Setting up Sol Journal requires a free Firebase account since many of the features rely on built in Firebase capabilities to allow functionality offline. The free plan gives you 50,000 reads and 20,000 writes per day, meaning you can easily run a personal version for yourself.
You will need a Google account to create a Firebase project, then navigate to the Firebase Console: https://console.firebase.google.com/
Select the button that says Add a Project
You will be given a prompt to name your project and accept terms for Google products
You will have to give your project a unique name (one that hasn't been used by anyone else using Firebase) and then click Create Project
Once your project is provisioned by Google you'll be taken to a screen that shows your project overview
From here you'll need to do a few things:
- Allow authentication services, giving users the ability to register and sign in with an email
- Create a Firestore database, making a storage location for user's journal entries
- Copy your apps configuration details to your copy of the Sol Journal code so it knows how to communicate with your Firebase project
Authentication refers to verifying who users are before letting them access information on the site.
Click on the authentication tab in the sidebar on the left to be taken to the page where sign in methods are managed, click on Set up sign-in method
Select Email/Password
Make sure that the enable switch is checked to on, you can ignore the passwordless sign-in via email
When you click save you'll be given a notice that email and password are enabled for authentication
You need a database to save information too so that it can be accessed from anywhere. You'll need to setup a Cloud Firestore database to use Sol Journal.
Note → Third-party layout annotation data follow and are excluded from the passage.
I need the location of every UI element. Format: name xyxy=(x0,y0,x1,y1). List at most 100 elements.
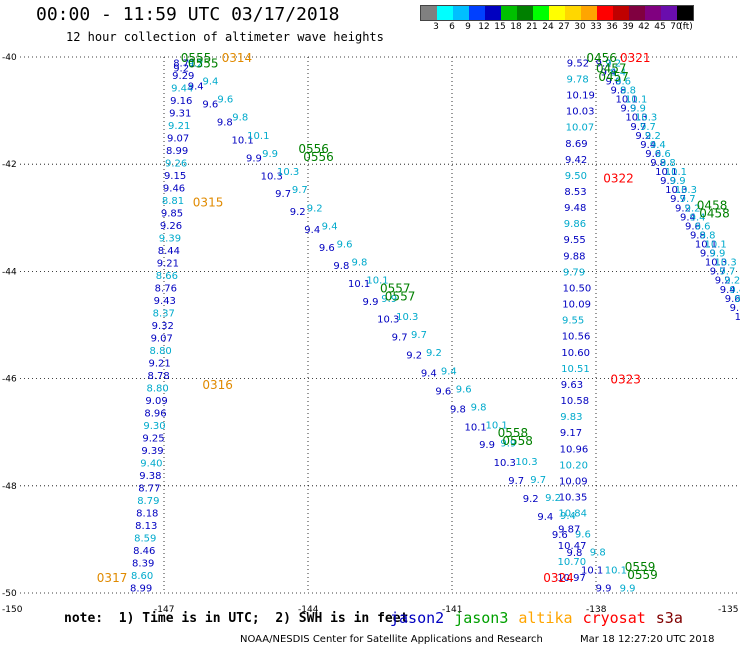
swh-value-label: 10.3 xyxy=(714,258,736,269)
swh-value-label: 8.99 xyxy=(130,584,152,595)
swh-value-label: 9.8 xyxy=(660,158,676,169)
time-label: 0557 xyxy=(380,281,411,295)
swh-value-label: 9.39 xyxy=(159,233,181,244)
swh-value-label: 10.51 xyxy=(561,364,590,375)
swh-value-label: 9.9 xyxy=(700,249,716,260)
swh-value-label: 9.87 xyxy=(558,525,580,536)
swh-value-label: 9.4 xyxy=(680,212,696,223)
swh-value-label: 10.3 xyxy=(277,167,299,178)
swh-value-label: 10.1 xyxy=(665,167,687,178)
swh-value-label: 9.7 xyxy=(411,330,427,341)
swh-value-label: 9.2 xyxy=(545,493,561,504)
swh-value-label: 9.86 xyxy=(564,219,586,230)
legend-tick-label: 70 xyxy=(670,22,682,32)
time-label: 0323 xyxy=(610,373,641,387)
legend-swatch xyxy=(501,6,517,20)
swh-value-label: 9.6 xyxy=(456,384,472,395)
swh-value-label: 9.8 xyxy=(590,547,606,558)
time-label: 0317 xyxy=(97,571,128,585)
swh-value-label: 10.56 xyxy=(562,332,591,343)
swh-value-label: 9.25 xyxy=(142,434,164,445)
legend-swatch xyxy=(645,6,661,20)
legend-tick-label: 18 xyxy=(510,22,522,32)
swh-value-label: 9.8 xyxy=(217,118,233,129)
swh-value-label: 9.7 xyxy=(719,267,735,278)
swh-value-label: 9.6 xyxy=(685,221,701,232)
swh-value-label: 9.43 xyxy=(154,296,176,307)
swh-value-label: 9.7 xyxy=(680,194,696,205)
timestamp-text: Mar 18 12:27:20 UTC 2018 xyxy=(580,634,715,645)
swh-value-label: 10.1 xyxy=(581,566,603,577)
mission-legend-entry: altika xyxy=(518,609,573,627)
swh-value-label: 10.84 xyxy=(558,509,587,520)
swh-value-label: 9.39 xyxy=(141,446,163,457)
swh-value-label: 9.6 xyxy=(606,76,622,87)
swh-value-label: 9.7 xyxy=(275,189,291,200)
swh-value-label: 9.2 xyxy=(173,64,189,75)
swh-value-label: 9.26 xyxy=(160,221,182,232)
swh-value-label: 9.21 xyxy=(157,258,179,269)
swh-value-label: 10.03 xyxy=(566,107,595,118)
legend-tick-label: 33 xyxy=(590,22,602,32)
swh-value-label: 9.4 xyxy=(537,512,553,523)
swh-value-label: 8.13 xyxy=(135,521,157,532)
swh-value-label: 9.9 xyxy=(246,153,262,164)
swh-value-label: 9.8 xyxy=(351,258,367,269)
swh-value-label: 8.39 xyxy=(132,559,154,570)
swh-value-label: 10.60 xyxy=(561,348,590,359)
swh-value-label: 9.6 xyxy=(435,386,451,397)
swh-value-label: 8.18 xyxy=(136,509,158,520)
swh-value-label: 9.6 xyxy=(655,149,671,160)
swh-value-label: 8.78 xyxy=(147,371,169,382)
swh-value-label: 9.2 xyxy=(290,207,306,218)
swh-value-label: 10.07 xyxy=(566,123,595,134)
legend-tick-label: (ft) xyxy=(679,22,693,32)
swh-value-label: 10.1 xyxy=(615,95,637,106)
color-legend-bar xyxy=(420,5,694,21)
time-label: 0458 xyxy=(697,198,728,212)
swh-value-label: 9.4 xyxy=(729,285,740,296)
swh-value-label: 10.3 xyxy=(665,185,687,196)
swh-value-label: 9.2 xyxy=(307,203,323,214)
swh-value-label: 8.77 xyxy=(138,484,160,495)
swh-value-label: 9.4 xyxy=(421,369,437,380)
swh-value-label: 9.8 xyxy=(700,230,716,241)
swh-value-label: 9.4 xyxy=(610,67,626,78)
swh-value-label: 10.3 xyxy=(705,258,727,269)
swh-value-label: 9.50 xyxy=(565,171,587,182)
note-text: note: 1) Time is in UTC; 2) SWH is in fe… xyxy=(64,611,409,626)
swh-value-label: 9.2 xyxy=(523,494,539,505)
legend-swatch xyxy=(581,6,597,20)
swh-value-label: 9.6 xyxy=(615,76,631,87)
swh-value-label: 10.1 xyxy=(735,312,740,323)
mission-legend: jason2 jason3 altika cryosat s3a xyxy=(390,609,693,627)
legend-tick-label: 30 xyxy=(574,22,586,32)
swh-value-label: 9.7 xyxy=(630,122,646,133)
swh-value-label: 9.30 xyxy=(143,421,165,432)
swh-value-label: 9.38 xyxy=(139,471,161,482)
swh-value-label: 9.32 xyxy=(152,321,174,332)
swh-value-label: 8.44 xyxy=(158,246,180,257)
swh-value-label: 9.9 xyxy=(709,249,725,260)
swh-value-label: 9.8 xyxy=(232,113,248,124)
time-label: 0555 xyxy=(188,56,219,70)
swh-value-label: 9.7 xyxy=(640,122,656,133)
swh-value-label: 9.4 xyxy=(560,511,576,522)
swh-value-label: 9.44 xyxy=(171,83,193,94)
swh-value-label: 9.2 xyxy=(635,131,651,142)
swh-value-label: 9.4 xyxy=(304,225,320,236)
y-axis-tick-label: -44 xyxy=(2,267,17,277)
swh-value-label: 9.4 xyxy=(720,285,736,296)
legend-swatch xyxy=(565,6,581,20)
legend-tick-label: 45 xyxy=(654,22,666,32)
swh-value-label: 10.1 xyxy=(247,131,269,142)
legend-swatch xyxy=(517,6,533,20)
swh-value-label: 10.1 xyxy=(348,279,370,290)
time-label: 0315 xyxy=(193,196,224,210)
swh-value-label: 9.9 xyxy=(262,149,278,160)
swh-value-label: 10.97 xyxy=(557,573,586,584)
swh-value-label: 9.2 xyxy=(605,58,621,69)
swh-value-label: 9.4 xyxy=(650,140,666,151)
time-label: 0559 xyxy=(627,568,658,582)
Click on the database tab in the sidebar on the left to be taken to the page where your database will be managed, click on Create database
You can leave the option of Start in locked mode selected, and click enable, this will provision your database and take you to its management screen
Once you have data in your database you will be able to view it here
In order to prevent would be hackers or nefarious folks from messing with data in your database you'll need to change some of the security rules, go to the rules tab
Having node installed is a prerequistie, you can follow instructions to get it setup yourself.
You will need to install the firebase command line tools to deploy the site
npm install -g firebase-tools
With the command line tools installed you will need to login to firebase from the terminal with the account you setup on Firebase
firebase login
Follow the prompted instructions to connect your account.
Clone the repository:
git clone https://github.com/gillkyle/sol-journal
Then change the name of the .env.sample
file to .env
(or .env.production
/.env.development
if you would like to run the app in different environments) and fill it in, mapping your own keys from your Firebase project to the corresponding names in the file.
GATSBY_FIREBASE_API_KEY=<BUNCHofRandomNumbersAndChars>
GATSBY_DEV_AUTH_DOMAIN=<name>.firebaseapp.com
GATSBY_DEV_DATABASE_URL=https://<name>.firebaseio.com
GATSBY_DEV_PROJECT_ID=<name>
GATSBY_DEV_STORAGE_BUCKET=<name>.appspot.com
GATSBY_DEV_MESSAGING_SENDER_ID=############
GATSBY_CONFIRMATION_EMAIL_REDIRECT=https://<name>.firebaseapp.com
Then run the build command to generate an optimized build in the public directory.
gatsby build
You can upload your /public
folder to S3, or run the surge command inside the directory to deploy it to a free subdomain.